One of our great American traditions is the dropping of the ball at Times Square to usher in the New Year. Historically, the City of New York always held celebrations with a fireworks display. Unfortunately, the event could turn disastrous when hot embers rained down upon the streets and wood buildings of the City. In 1907, the New York Police Department outlawed fireworks and it fell to Robert Palmer, the chief electrician at the New York Times, to devise a solution. He designed, and had built, a 700 pound ball made of iron and wood illuminated with a hundred 25-watt bulbs attached to it. It descended from the mainmast of the USS New Mexico at midnight on December 31st, 1907.
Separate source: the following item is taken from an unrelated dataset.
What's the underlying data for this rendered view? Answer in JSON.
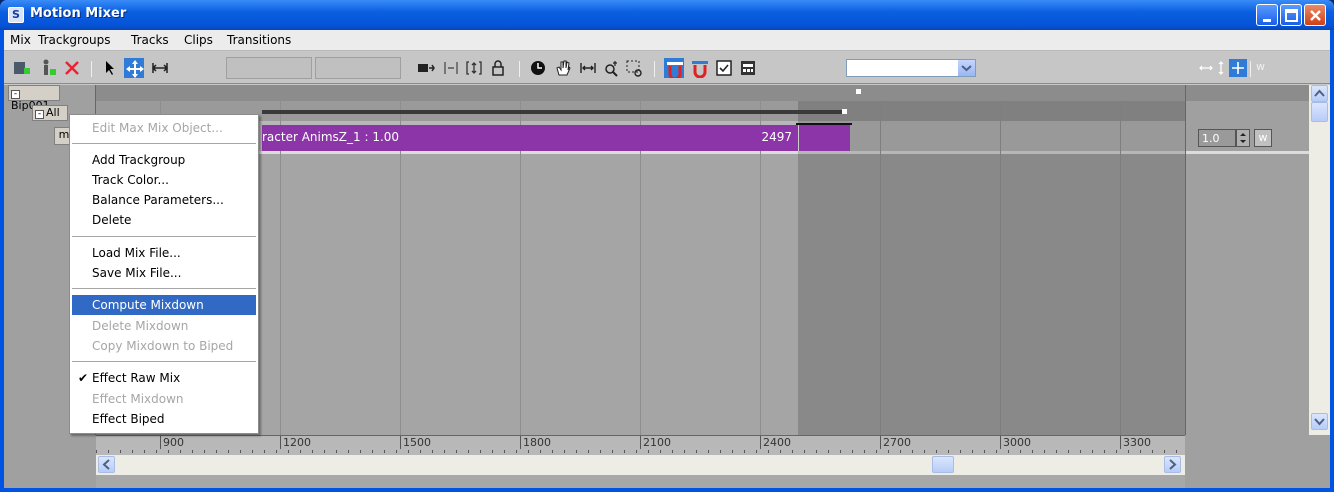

The ball today is 12 feet in diameter and weighs 11,875 pounds. It is surrounded by 2,688 Waterford Crystals which refracts the light of 32,256 LEDs. The ball begins its 70 foot descent at precisely 11:59 pm and, 60 seconds later, Times Square is illuminated as the millions of people in the crowd embrace each other in celebration.
But New York is not alone. In Key West, a large red high heel with a drag queen inside is lowered. Eastover, North Carolina has 3-foot, 30-pound wooden flea; Prairie du Chien, Wisconsin lowers a dead carp; Mechanicsburg, Pennsylvania drops a wrench; Brasstown, North Carolina has its live opossum being lowered; and in Miami, a 35-foot neon orange climbs up the InterContinental Hotel in celebration.
Happy Holidays to you! May you and your families have a memorable New Year, however you may ring it in.